Speenghar Tigers

Personnel
- Captain: Rashid Khan
- Coach: Dawlat Ahmadzai

Team information
- Founded: 2013; 13 years ago
- Home ground: Ghazi Amanullah International Cricket Stadium, Jalalabad
- Capacity: 14,000

History
- Shpageeza wins: 3 (2013, 2015, 2022)
- GAK wins: 1 (2018)

= Speenghar Tigers =

Cricket team in Afghanistan

Speenghar Tigers (سپين غر زمريان Spīn Ghar Zmaryān) or Speenghar Region (alternative spelling: Spin Ghar) is one of eight regional first-class cricket teams in Afghanistan. The region represents the following provinces in the east of Afghanistan, to the east of the capital Kabul: Nangarhar, Laghman, Kapisa, Kunar and Nuristan. The team is named after Spīn Ghar, a mountain range in Afghanistan and Pakistan.

Speenghar Region compete in the Ahmad Shah Abdali 4-day Tournament, which has had first-class status from 2017 onwards. In October 2017, they won their opening fixture of the tournament, against Amo Region, by an innings and 46 runs.

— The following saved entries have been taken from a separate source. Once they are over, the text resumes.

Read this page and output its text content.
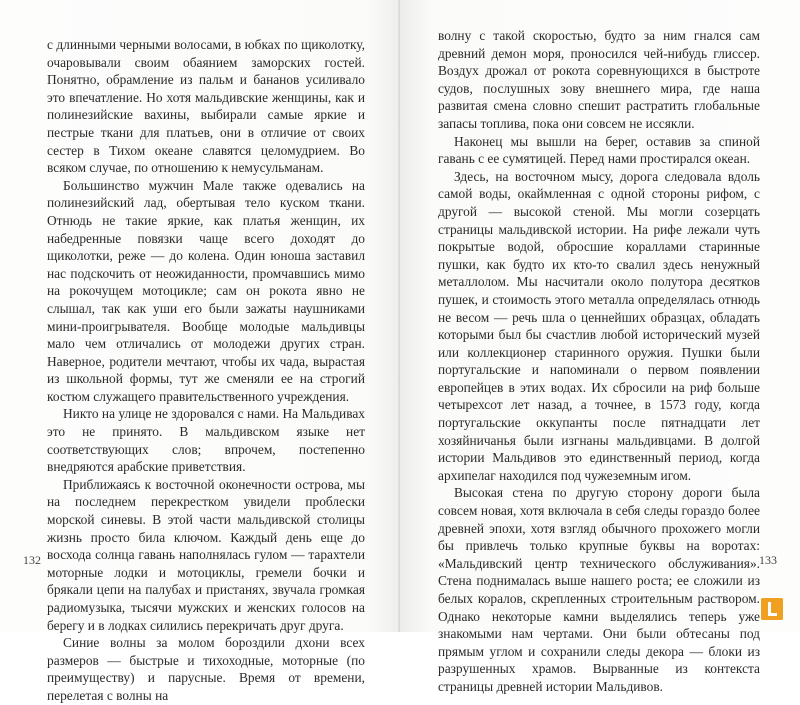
с длинными черными волосами, в юбках по щиколотку, очаровывали своим обаянием заморских гостей. Понятно, обрамление из пальм и бананов усиливало это впечатление. Но хотя мальдивские женщины, как и полинезийские вахины, выбирали самые яркие и пестрые ткани для платьев, они в отличие от своих сестер в Тихом океане славятся целомудрием. Во всяком случае, по отношению к немусульманам.

Большинство мужчин Мале также одевались на полинезийский лад, обертывая тело куском ткани. Отнюдь не такие яркие, как платья женщин, их набедренные повязки чаще всего доходят до щиколотки, реже — до колена. Один юноша заставил нас подскочить от неожиданности, промчавшись мимо на рокочущем мотоцикле; сам он рокота явно не слышал, так как уши его были зажаты наушниками мини-проигрывателя. Вообще молодые мальдивцы мало чем отличались от молодежи других стран. Наверное, родители мечтают, чтобы их чада, вырастая из школьной формы, тут же сменяли ее на строгий костюм служащего правительственного учреждения.

Никто на улице не здоровался с нами. На Мальдивах это не принято. В мальдивском языке нет соответствующих слов; впрочем, постепенно внедряются арабские приветствия.

Приближаясь к восточной оконечности острова, мы на последнем перекрестком увидели проблески морской синевы. В этой части мальдивской столицы жизнь просто била ключом. Каждый день еще до восхода солнца гавань наполнялась гулом — тарахтели моторные лодки и мотоциклы, гремели бочки и брякали цепи на палубах и пристанях, звучала громкая радиомузыка, тысячи мужских и женских голосов на берегу и в лодках силились перекричать друг друга.

Синие волны за молом бороздили дхони всех размеров — быстрые и тихоходные, моторные (по преимуществу) и парусные. Время от времени, перелетая с волны на

132

волну с такой скоростью, будто за ним гнался сам древний демон моря, проносился чей-нибудь глиссер. Воздух дрожал от рокота соревнующихся в быстроте судов, послушных зову внешнего мира, где наша развитая смена словно спешит растратить глобальные запасы топлива, пока они совсем не иссякли.

Наконец мы вышли на берег, оставив за спиной гавань с ее сумятицей. Перед нами простирался океан.

Здесь, на восточном мысу, дорога следовала вдоль самой воды, окаймленная с одной стороны рифом, с другой — высокой стеной. Мы могли созерцать страницы мальдивской истории. На рифе лежали чуть покрытые водой, обросшие кораллами старинные пушки, как будто их кто-то свалил здесь ненужный металлолом. Мы насчитали около полутора десятков пушек, и стоимость этого металла определялась отнюдь не весом — речь шла о ценнейших образцах, обладать которыми был бы счастлив любой исторический музей или коллекционер старинного оружия. Пушки были португальские и напоминали о первом появлении европейцев в этих водах. Их сбросили на риф больше четырехсот лет назад, а точнее, в 1573 году, когда португальские оккупанты после пятнадцати лет хозяйничанья были изгнаны мальдивцами. В долгой истории Мальдивов это единственный период, когда архипелаг находился под чужеземным игом.

Высокая стена по другую сторону дороги была совсем новая, хотя включала в себя следы гораздо более древней эпохи, хотя взгляд обычного прохожего могли бы привлечь только крупные буквы на воротах: «Мальдивский центр технического обслуживания». Стена поднималась выше нашего роста; ее сложили из белых коралов, скрепленных строительным раствором. Однако некоторые камни выделялись теперь уже знакомыми нам чертами. Они были обтесаны под прямым углом и сохранили следы декора — блоки из разрушенных храмов. Вырванные из контекста страницы древней истории Мальдивов.

133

They also play in the Ghazi Amanullah Khan Regional One Day Tournament, which was granted List A status from 2017, and the Afghan Shpageeza Cricket League Twenty20 competition (which has Twenty20 status from 2017) using the name Speenghar Tigers. They also take part in the Qosh Tepa National T20 Cup, the first edition of which will be held in April 2024.